Il y a deux ans, quand le cyclone Kenneth est arrivé, le fleuve est sorti de son lit et a tout inondé. L’eau est montée si vite qu’à notre réveil, elle nous arrivait déjà aux chevilles. Les sources ont toutes été détruites. Pendant trois jours, nous n’avons pas eu d’eau, ni pour boire, ni pour cuisiner. Pourtant, nous avons la chance de vivre sur un plateau. Les gens qui vivaient plus bas, comme ma "mpathani" Elsa, mon amie, ont eu moins de chance. Ils ont tout perdu. Aucune maison n’a résisté à l’eau. Elsa a emménagé ici avec ses trois enfants. De nombreuses familles sont venues à Hurucune où l’on construit chaque jour de nouvelles maisons.

 

C’est pourquoi nous aurons un "sistema", un nouveau système d’approvisionnement en eau (cf. Situation au Mozambique ci-dessous). Parfois, je vais à la grande tour avec la pompe avec Rafael et lui montre d’où viendra l’eau pour les fontaines. Il y en aura une tout près de notre maison. Nous aurons peut-être même un robinet. Nous avons hâte, car ça va changer notre vie. Vraiment, car de toutes mes tâches quotidiennes, aller chercher de l’eau est la plus épuisante. Les seaux sont très lourds et ça demande tellement de temps. J’espère que mes enfants ne souffriront pas autant que moi. Si on a de l’eau potable tout près, ils tomberont moins malades. Ils auront du temps pour l’école et devront aller moins souvent au dispensaire.

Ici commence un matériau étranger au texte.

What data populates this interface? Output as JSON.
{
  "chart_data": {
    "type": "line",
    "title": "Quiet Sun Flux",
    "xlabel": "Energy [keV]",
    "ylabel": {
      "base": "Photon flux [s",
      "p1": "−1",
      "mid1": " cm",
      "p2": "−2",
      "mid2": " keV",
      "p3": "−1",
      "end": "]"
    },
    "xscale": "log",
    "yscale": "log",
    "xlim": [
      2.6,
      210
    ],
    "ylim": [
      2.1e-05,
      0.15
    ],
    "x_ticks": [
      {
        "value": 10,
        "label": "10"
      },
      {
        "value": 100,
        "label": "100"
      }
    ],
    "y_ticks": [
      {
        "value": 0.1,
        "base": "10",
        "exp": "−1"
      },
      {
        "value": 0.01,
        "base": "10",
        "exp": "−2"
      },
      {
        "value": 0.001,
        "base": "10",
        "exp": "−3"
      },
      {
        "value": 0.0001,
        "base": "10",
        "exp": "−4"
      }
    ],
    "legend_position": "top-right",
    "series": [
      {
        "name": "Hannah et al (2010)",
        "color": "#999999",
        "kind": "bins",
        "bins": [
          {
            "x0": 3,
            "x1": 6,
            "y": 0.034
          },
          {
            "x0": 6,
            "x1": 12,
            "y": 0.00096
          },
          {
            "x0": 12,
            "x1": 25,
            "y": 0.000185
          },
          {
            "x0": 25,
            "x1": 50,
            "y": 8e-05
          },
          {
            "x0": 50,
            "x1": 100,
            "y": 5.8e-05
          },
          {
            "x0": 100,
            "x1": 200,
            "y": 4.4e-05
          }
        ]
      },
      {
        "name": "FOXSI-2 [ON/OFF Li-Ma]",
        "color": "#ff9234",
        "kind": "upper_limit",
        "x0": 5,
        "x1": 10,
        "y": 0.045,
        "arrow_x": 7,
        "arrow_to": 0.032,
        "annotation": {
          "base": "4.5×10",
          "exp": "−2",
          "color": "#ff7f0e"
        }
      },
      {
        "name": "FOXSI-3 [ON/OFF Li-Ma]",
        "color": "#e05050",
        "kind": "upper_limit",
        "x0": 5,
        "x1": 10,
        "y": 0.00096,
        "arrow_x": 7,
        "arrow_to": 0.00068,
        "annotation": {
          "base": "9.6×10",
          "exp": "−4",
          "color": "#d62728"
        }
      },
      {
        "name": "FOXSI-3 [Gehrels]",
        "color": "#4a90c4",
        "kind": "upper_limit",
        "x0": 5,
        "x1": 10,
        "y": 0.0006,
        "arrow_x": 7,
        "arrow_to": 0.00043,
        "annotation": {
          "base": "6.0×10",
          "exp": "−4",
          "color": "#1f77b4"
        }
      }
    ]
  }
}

«Si l’eau est bonne, mes enfants tomberont moins malades.»

Qui sait, nous aurons peut-être même l’électricité. Peut-être même une école et notre propre dispensaire. Tu imagines? Et s’il pouvait y avoir un pont pour nous relier à Memba! À chaque fois que nous devons aller à l’hôpital, nous devons descendre au fleuve Mecuburi et le traverser. Durant la saison sèche, ce n’est pas difficile. Mais pendant la saison des pluies, quand le fleuve gonfle, nous devons prendre le bateau.

Mes deux garçons sont nés pendant la saison des pluies. Rafael aux alentours de midi. Je m’en rappelle très bien. J’avais tellement peur, car c’était mon premier enfant. Je n’arrêtais pas de trembler, jusqu’à ce que j’arrive à l’hôpital. Ça nous a pris environ une heure. Nous avons d’abord dû nous rendre à pied au bord du fleuve, puis prendre le bateau et de nouveau marcher jusqu’à l’hôpital. Avec Egimilsone, c’était différent, j’étais plus détendue. Mais il était si pressé que nous ne sommes pas arrivés à temps à l’hôpital. Il est né sur le bateau, peu avant le lever du soleil. Par chance, ma mère et une sage-femme étaient avec moi.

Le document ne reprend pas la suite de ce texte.